Punit Goenka, MD and CEO of India’s Zee Entertainment Enterprises Limited, has shed light on the proposed merger with Sony Pictures Networks India.
Delivering the keynote address at media conference APOS India, Goenka revealed that the merger is in the “final stages of stitching up.”
“I certainly believe that consolidation is going to benefit the industry overall,” said Goenka. “Zee and Sony will form the largest media entertainment player in the country. Our revenues on a standalone basis combined will be close to $2 billion, and the capital growth that Sony is going to infuse in the merge entity will really give us the opportunity to invest in premium content and include sports.”
“There is going to be a huge opportunity on both the digital and the linear side to create big scale entertainment properties and acquire large IPs across genres,” Goenka said.
One of those genres could be sport. Zee had sold Ten Sport to Sony in 2017, and ever since news of the merger emerged, the market is expecting the merged entity to bid on one of the biggest sports prizes in the world, the Indian Premier League cricket tournament. Star TV, now part of the Disney stable, had won the 2017 rights war with a $2.55 billion bid. The auction for 2023-2027 rights is expected to take place imminently.

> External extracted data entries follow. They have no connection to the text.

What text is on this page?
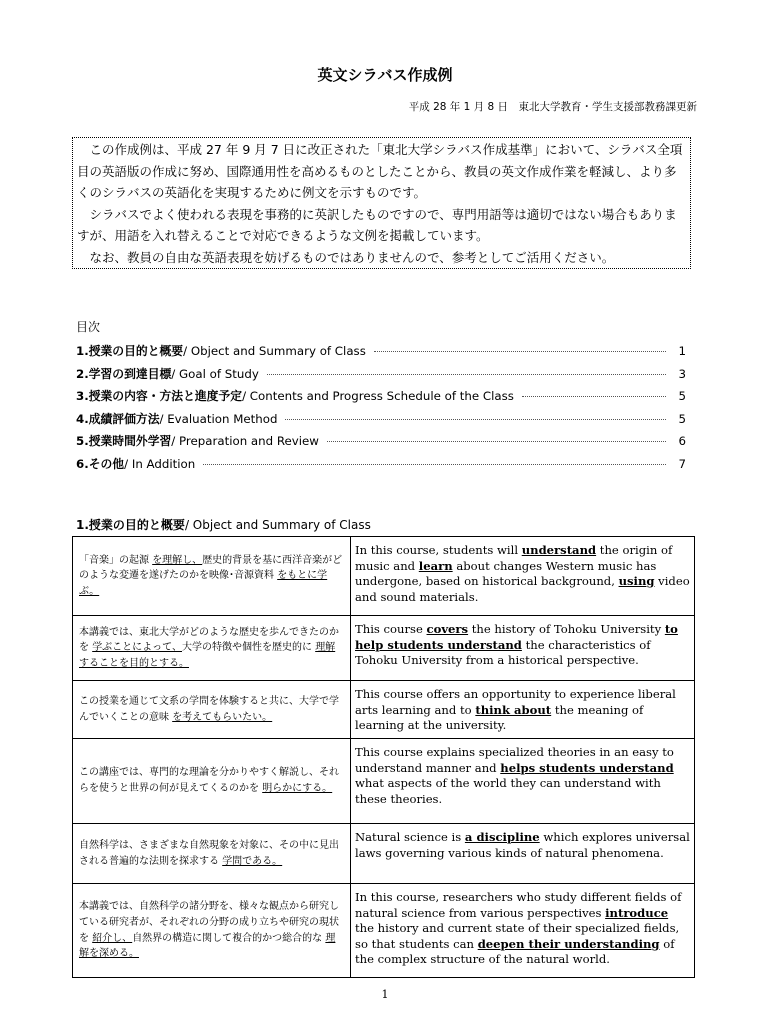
英文シラバス作成例
平成 28 年 1 月 8 日　東北大学教育・学生支援部教務課更新

この作成例は、平成 27 年 9 月 7 日に改正された「東北大学シラバス作成基準」において、シラバス全項目の英語版の作成に努め、国際通用性を高めるものとしたことから、教員の英文作成作業を軽減し、より多くのシラバスの英語化を実現するために例文を示すものです。

シラバスでよく使われる表現を事務的に英訳したものですので、専門用語等は適切ではない場合もありますが、用語を入れ替えることで対応できるような文例を掲載しています。

なお、教員の自由な英語表現を妨げるものではありませんので、参考としてご活用ください。

目次
1.授業の目的と概要/ Object and Summary of Class	1
2.学習の到達目標/ Goal of Study	3
3.授業の内容・方法と進度予定/ Contents and Progress Schedule of the Class	5
4.成績評価方法/ Evaluation Method	5
5.授業時間外学習/ Preparation and Review	6
6.その他/ In Addition	7
1.授業の目的と概要/ Object and Summary of Class
「音楽」の起源 を理解し、歴史的背景を基に西洋音楽がどのような変遷を遂げたのかを映像･音源資料 をもとに学ぶ。	In this course, students will understand the origin of music and learn about changes Western music has undergone, based on historical background, using video and sound materials.
本講義では、東北大学がどのような歴史を歩んできたのかを 学ぶことによって、大学の特徴や個性を歴史的に 理解することを目的とする。	This course covers the history of Tohoku University to help students understand the characteristics of Tohoku University from a historical perspective.
この授業を通じて文系の学問を体験すると共に、大学で学んでいくことの意味 を考えてもらいたい。	This course offers an opportunity to experience liberal arts learning and to think about the meaning of learning at the university.
この講座では、専門的な理論を分かりやすく解説し、それらを使うと世界の何が見えてくるのかを 明らかにする。	This course explains specialized theories in an easy to understand manner and helps students understand what aspects of the world they can understand with these theories.
自然科学は、さまざまな自然現象を対象に、その中に見出される普遍的な法則を探求する 学問である。	Natural science is a discipline which explores universal laws governing various kinds of natural phenomena.
本講義では、自然科学の諸分野を、様々な観点から研究している研究者が、それぞれの分野の成り立ちや研究の現状を 紹介し、自然界の構造に関して複合的かつ総合的な 理解を深める。	In this course, researchers who study different fields of natural science from various perspectives introduce the history and current state of their specialized fields, so that students can deepen their understanding of the complex structure of the natural world.
1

“I believe that the opportunity is great, because the digital landscape has opened up a new opportunity for monetization, which did not exist five years ago,” said Goenka. “And the sector itself will see a lot more happening going forward. So certainly sports will become an area of focus for the merged entity.”
“But the decision for bidding or not bidding, and bidding at what value etc., will be taken by the board of the new merged company, and not by me individually,” said Goenka.
The executive has been at the center of a war with Invesco, one of the leading investors in Zee with an 18% stake, which has been trying to oust Goenka and install six independent members to the board via an extraordinary general meeting of shareholders. That meeting hasn’t happened yet after the Bombay High Court allowed it to be temporarily delayed.
Goenka said during his keynote that the merger with Sony is part of his “Zee 4.0 transformative journey” game plan. “I hope that we will be able to generate significant value for the stakeholders, which include not just our shareholders, but our customers and our employees as well,” Goenka said.
Speaking about the ongoing streaming wars in India, Goenka said that Zee has been slightly embracing new technology compared to the global players, but that this was being rapidly redressed. “I’m certain that we will catch up very quickly and give them a fight in this market just as we have done on the linear side in the past,” Goenka said.
The strategy for Zee’s streamer ZEE5 is SVOD first, Goenka said. He predicted that the Indian SVOD market is going to jump to 200 million paying subscriptions in the next five years, up from the 40-50 million currently.
“As in any other business, our mantra has always been to be the number one or be the challenging brand and that will be our goal here as well,” Goenka said. “We have seen great growth happening not just in India, but across the world where we have launched the ZEE5 platform and we have seen growth happening quarter on quarter.”
“While India currently has more AVOD users, we believe that our strategy of being SVOD first will give us the leverage to really fight the competition going forward,” Goenka added.